Weeks after the state secured its first conviction under a new revenge porn law, a California Highway Patrol officer pled no contest to felony charges over duplicating and sharing intimate photos found on the phones of women in his custody—and got three years’ probation.
Sean Harrington, who resigned from the force when the charges were filed last October, had illegally searched the phones of two “Jane Does” he’d pulled over on the job. In at least one instance, while making a DUI stop with his partner, he had to ask the suspect for her password. She later discovered that photos of herself and a female friend in “various stages of undress” had been sent from her device to a number she didn’t recognize: Harrington’s.

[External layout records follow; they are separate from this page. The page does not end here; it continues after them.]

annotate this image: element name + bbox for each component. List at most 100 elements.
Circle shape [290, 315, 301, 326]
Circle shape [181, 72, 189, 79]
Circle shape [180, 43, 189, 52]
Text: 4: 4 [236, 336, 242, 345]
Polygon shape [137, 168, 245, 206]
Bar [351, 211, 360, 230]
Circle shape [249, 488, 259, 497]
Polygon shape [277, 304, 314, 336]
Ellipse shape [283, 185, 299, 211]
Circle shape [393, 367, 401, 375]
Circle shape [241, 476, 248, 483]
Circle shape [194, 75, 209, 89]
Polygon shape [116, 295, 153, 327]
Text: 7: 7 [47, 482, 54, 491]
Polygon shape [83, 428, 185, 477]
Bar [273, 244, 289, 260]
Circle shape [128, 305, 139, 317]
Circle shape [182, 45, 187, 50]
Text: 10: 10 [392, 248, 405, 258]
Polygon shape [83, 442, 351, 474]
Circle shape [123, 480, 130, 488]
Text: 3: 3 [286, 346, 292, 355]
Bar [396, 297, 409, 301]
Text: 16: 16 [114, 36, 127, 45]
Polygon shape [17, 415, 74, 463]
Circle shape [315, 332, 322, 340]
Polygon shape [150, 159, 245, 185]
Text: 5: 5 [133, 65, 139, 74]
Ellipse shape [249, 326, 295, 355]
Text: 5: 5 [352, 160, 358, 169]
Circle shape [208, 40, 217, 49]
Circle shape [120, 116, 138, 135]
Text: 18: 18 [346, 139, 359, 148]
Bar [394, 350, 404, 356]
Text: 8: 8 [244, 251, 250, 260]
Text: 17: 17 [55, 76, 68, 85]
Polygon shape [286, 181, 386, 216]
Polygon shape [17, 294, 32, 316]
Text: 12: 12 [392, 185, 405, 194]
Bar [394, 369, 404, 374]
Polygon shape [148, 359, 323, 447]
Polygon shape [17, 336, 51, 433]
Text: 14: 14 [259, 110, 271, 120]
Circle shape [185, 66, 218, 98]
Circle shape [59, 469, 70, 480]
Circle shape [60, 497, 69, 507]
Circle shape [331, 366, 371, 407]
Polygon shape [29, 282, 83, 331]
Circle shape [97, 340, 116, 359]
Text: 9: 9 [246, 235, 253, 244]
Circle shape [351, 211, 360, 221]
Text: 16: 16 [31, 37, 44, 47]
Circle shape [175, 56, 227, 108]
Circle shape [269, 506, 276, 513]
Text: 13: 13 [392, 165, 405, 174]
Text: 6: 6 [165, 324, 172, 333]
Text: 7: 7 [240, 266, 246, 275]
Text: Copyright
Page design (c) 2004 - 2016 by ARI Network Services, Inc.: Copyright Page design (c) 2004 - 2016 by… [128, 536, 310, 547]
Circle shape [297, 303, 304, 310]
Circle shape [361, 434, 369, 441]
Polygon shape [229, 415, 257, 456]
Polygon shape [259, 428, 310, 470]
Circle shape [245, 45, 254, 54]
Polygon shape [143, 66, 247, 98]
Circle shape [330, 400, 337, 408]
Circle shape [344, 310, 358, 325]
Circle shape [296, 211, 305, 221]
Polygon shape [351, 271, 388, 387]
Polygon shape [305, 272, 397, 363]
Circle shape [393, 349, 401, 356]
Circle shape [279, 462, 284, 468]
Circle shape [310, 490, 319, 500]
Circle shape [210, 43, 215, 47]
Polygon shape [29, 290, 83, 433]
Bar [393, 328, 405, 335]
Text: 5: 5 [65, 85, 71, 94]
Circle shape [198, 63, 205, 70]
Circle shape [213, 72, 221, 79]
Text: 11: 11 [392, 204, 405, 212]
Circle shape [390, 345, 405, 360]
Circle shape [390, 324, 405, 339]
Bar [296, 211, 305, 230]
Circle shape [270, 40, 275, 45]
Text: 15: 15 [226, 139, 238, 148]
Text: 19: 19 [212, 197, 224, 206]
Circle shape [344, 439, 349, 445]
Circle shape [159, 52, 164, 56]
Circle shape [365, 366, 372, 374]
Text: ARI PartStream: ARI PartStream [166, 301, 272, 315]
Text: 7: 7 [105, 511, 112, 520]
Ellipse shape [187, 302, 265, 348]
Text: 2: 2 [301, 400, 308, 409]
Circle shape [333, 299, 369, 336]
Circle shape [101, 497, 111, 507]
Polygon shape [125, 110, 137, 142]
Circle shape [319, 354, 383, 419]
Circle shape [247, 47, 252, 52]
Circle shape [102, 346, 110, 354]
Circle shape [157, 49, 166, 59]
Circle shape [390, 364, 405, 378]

Harrington texted such images to fellow officers and referred to the criminal scheme as a “game,” the San Francisco Chronicle reported last year. Any charges against both his known victims have since been dropped. Along with probation and a 180-day suspended sentence, he’s been ordered to “speak at a community violence solutions class” about his actions.
Interestingly, Harrington wasn’t prosecuted under the revenge porn law, which refers to the the intention of causing “emotional distress,” but for “theft and copying of computer data.” In a statement after his court appearance Tuesday, he said, “I apologize to my family, my wife, my friends. I apologize to officers everywhere, [and] especially to the two women involved.”
A CHP spokesman, meanwhile, brushed aside concerns about unconstitutional, unlawful, and unethical conduct by claiming simple dissociation. “The CHP has no comments or positions regarding the disposition of Mr. Harrington’s case, as he is no longer a member of our Department,” Officer Daniel Hill told Ars Technica.